The most profitable skill would probably be the hand-eye coordination to always make solid contact with a baseball. If you can always put the ball in play you can reliably play in the MLB until you’re in your late 30s and make $5M+. If you hit the gym and stay in shape you could make $20M when you develop the power and speed to apply that skill as a all around player. Still, there’s a lot of variables in baseball and longevity is an issue.
My putting is okay, and my approaches are also. There is room for improvement on both, but I’d really love to be able to hit the ball 300 yards into the centre of the fairway.

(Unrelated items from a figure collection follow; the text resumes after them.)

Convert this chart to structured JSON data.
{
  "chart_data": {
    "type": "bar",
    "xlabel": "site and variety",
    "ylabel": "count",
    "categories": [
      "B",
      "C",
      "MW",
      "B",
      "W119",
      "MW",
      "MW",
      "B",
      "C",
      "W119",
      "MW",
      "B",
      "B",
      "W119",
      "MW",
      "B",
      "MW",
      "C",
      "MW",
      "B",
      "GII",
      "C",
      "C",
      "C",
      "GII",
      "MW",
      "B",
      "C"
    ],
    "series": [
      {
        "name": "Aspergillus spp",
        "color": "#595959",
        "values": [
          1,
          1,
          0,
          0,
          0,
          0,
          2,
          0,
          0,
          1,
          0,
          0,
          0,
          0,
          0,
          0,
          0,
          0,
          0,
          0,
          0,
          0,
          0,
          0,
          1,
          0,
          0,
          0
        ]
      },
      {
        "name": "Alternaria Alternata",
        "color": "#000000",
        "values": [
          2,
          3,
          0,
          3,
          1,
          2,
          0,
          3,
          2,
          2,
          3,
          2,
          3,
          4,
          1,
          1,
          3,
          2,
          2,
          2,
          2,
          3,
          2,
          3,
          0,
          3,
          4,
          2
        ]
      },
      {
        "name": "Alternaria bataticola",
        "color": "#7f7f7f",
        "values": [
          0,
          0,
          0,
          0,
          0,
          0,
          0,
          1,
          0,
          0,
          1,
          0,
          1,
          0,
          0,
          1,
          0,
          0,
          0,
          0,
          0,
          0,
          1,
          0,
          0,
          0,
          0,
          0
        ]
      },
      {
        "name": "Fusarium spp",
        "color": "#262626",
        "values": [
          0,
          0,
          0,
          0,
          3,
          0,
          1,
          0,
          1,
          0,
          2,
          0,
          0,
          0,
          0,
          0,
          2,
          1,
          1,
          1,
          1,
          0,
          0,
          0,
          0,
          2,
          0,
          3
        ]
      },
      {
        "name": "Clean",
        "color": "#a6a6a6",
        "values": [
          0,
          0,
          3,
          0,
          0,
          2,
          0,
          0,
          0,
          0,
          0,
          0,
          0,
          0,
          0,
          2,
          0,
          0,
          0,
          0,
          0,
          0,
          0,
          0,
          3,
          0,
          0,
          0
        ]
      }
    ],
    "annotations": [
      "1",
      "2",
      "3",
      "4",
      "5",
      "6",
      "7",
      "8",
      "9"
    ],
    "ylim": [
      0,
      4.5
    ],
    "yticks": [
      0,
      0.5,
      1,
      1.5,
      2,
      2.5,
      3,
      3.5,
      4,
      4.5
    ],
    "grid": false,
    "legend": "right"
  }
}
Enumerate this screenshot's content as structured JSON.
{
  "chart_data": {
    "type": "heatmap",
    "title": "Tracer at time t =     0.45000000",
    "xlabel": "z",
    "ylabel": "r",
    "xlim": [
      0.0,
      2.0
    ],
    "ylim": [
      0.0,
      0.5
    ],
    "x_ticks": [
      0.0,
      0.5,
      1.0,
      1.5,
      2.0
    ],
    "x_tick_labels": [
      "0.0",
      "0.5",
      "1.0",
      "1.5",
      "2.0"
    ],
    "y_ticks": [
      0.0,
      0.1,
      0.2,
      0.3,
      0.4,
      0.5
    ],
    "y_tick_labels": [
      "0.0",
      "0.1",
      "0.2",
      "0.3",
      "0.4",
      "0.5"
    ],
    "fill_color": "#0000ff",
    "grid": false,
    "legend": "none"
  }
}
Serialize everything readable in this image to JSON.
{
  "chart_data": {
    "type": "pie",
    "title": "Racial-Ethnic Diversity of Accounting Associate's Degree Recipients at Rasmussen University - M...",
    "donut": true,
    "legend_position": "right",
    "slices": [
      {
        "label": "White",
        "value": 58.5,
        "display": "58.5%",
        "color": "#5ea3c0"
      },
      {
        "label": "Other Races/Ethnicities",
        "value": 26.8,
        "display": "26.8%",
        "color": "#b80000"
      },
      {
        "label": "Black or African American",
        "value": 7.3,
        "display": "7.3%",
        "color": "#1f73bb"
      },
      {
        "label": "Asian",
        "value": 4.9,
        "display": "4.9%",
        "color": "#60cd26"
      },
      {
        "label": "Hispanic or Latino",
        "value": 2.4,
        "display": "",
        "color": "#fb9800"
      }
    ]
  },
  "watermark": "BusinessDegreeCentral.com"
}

Makes me wonder a bit about the OP’s “can’t be the entire game” stipulation. I mean, let’s say I want to help along my knack for catching touchdown passes by running a bit faster than humanly possible; the quarterback may well fumble the ball away or get sacked before he gets off a throw, and I might fail to make any given catch despite outsprinting defenders to get into the endzone, so it’s not “the entire game” by any stretch.
Can I then, in the off-season, show up to play track star at the Olympics, racking up gold medals whenever “the entire game” really is just running fast?
I’d go with the ability to put the ball on target. That is, straight at my intended target, or with the desired amount of hook/slice. With direction and spin out of the way, I’d still have to work on getting the right length, and choosing the right direction/spin for the situation. I see those as reasonably conquerable, to let me be competitive on the tour.